Either way the exit trap calls shutdown, so the Supermicro goes back to sleep
within a minute or two of the script finishing.
9:00pm -- Proxmox dumps VM images to the NAS.
9:00pm -- sync-archive assembles the archive dataset from the latest Backups snapshot.
11:55pm -- Raspberry Pi wakes the Supermicro via IPMI.
12:00am -- NAS sends incremental ZFS snapshot to the now-awake Supermicro.
12:15am -- Supermicro runs sync-to-hetzner. On Monday nights, it syncs to Hetzner and
then shuts down. On other nights it skips the rclone and shuts down immediately.
I don't get notifications when the sync runs. I don't log into the archive server to check on it. The TrueNAS replication dashboard shows the last successful run time and I glance at it occasionally. Mostly I leave it alone. That was the whole point.
The restic repos don't go offsite. They're on the NAS but not in the archive dataset. This is a gap I'm aware of. The data I'd actually need after a disaster is probably covered -- photos, documents, exports. But machine restoration would start from a fresh install, not from restic.

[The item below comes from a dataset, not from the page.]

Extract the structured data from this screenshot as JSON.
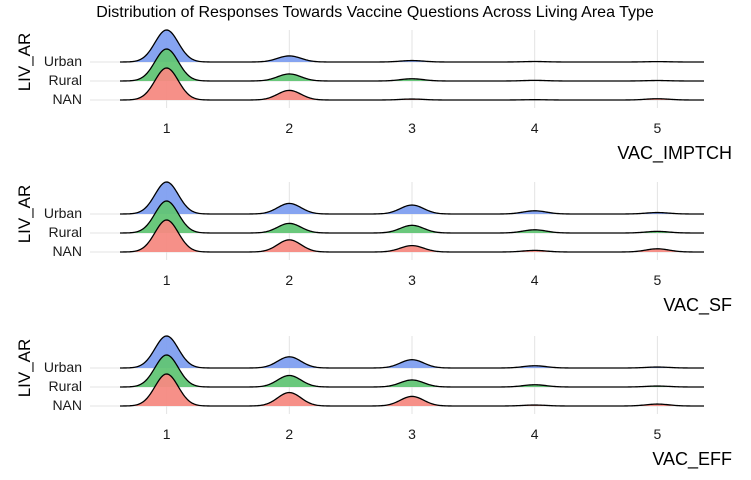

I also don't test restores regularly. I've done it a few times -- pulled a photo from the archive, restored a VM after a bad update -- but there's no scheduled restore test. That's the honest admission at the end of any backup writeup.
Actually, whenever I rebuild an Arch Linux laptop, I use the restic backup to restore my home directory to a fresh (used ThinkPad) laptop and install all of the same packages. Minus some things that live in /etc, this gets my workstations back up and running and looking exactly how I'm used to.